Russia needs a solution to the losses caused by natural catastrophes. CAT bonds present a very workable solution to this issue as well as offering investors, both within and outside Russia, with a useful and diverse investment opportunity.
About the authors:
Kirill Savrassov is Chief Executive of Phoenix CRetro, niche Bermudian reinsurer and ILS specialist with particular focus on the development of ILS activities in Central & Eastern Europe. Prior to founding the company in 2013, for over a decade he was working as a broker on the London & international markets and ran regional networks in Former Soviet Union for various Lloyd’s broking houses.

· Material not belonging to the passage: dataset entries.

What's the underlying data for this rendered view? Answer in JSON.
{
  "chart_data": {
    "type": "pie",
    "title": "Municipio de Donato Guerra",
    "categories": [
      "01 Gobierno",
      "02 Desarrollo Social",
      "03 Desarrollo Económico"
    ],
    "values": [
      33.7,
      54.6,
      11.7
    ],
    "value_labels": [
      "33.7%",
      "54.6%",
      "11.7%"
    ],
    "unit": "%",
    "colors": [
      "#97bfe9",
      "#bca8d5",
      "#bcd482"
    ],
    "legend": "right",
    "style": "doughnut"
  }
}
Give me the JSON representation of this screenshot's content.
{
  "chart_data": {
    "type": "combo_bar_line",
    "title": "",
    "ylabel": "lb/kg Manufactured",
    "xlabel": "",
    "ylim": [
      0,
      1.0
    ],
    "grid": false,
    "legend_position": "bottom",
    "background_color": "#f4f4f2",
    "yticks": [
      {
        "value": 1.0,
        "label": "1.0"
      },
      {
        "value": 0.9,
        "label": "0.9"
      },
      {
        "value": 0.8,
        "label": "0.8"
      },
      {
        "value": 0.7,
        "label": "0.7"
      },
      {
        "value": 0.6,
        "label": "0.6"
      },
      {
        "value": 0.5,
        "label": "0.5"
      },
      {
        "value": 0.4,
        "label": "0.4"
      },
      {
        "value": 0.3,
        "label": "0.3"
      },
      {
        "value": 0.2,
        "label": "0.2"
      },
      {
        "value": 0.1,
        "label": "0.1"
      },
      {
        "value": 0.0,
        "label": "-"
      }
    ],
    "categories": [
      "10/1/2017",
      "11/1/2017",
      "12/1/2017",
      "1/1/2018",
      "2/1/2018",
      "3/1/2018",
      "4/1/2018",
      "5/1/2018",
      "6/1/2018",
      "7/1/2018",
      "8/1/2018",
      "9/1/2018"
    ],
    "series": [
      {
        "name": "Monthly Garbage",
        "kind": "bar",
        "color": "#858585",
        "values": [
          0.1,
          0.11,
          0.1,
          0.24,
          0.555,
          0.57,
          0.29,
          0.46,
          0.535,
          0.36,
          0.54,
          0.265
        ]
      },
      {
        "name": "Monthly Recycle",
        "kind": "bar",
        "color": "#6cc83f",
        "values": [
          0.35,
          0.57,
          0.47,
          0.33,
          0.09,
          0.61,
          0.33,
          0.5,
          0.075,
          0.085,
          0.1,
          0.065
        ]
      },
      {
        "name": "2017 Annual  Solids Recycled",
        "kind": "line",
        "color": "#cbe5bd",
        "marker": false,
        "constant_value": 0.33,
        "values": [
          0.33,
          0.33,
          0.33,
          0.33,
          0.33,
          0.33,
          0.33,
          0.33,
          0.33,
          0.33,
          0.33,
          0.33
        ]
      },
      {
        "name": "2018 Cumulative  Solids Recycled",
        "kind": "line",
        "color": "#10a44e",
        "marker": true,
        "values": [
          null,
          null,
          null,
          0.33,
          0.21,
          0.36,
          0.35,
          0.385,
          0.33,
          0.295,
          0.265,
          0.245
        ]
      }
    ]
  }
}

Clive O’Connell is Head of Insurance & Reinsurance at McCarthy Denning, London law firm. With over 35 years of experience, Clive is an acknowledged expert in the area of ART & ILS. He also serves as a non-executive director to a number of insurance related entities including an ILS Fund manager and sits on the board of and is General Counsel to the International Insurance Society.
Rom Aviv (Roman Muraviev) is Managing Partner of IBI ILS Partners, an ILS focused joint venture with IBI Investment House Ltd., a leading Israeli asset manager. Before co-founding the company in early 2017, Rom was Head of Cat Bonds at Twelve Capital AG, Zurich based specialist fund, where he was managing portfolios with over USD 800 m. in Cat Bonds.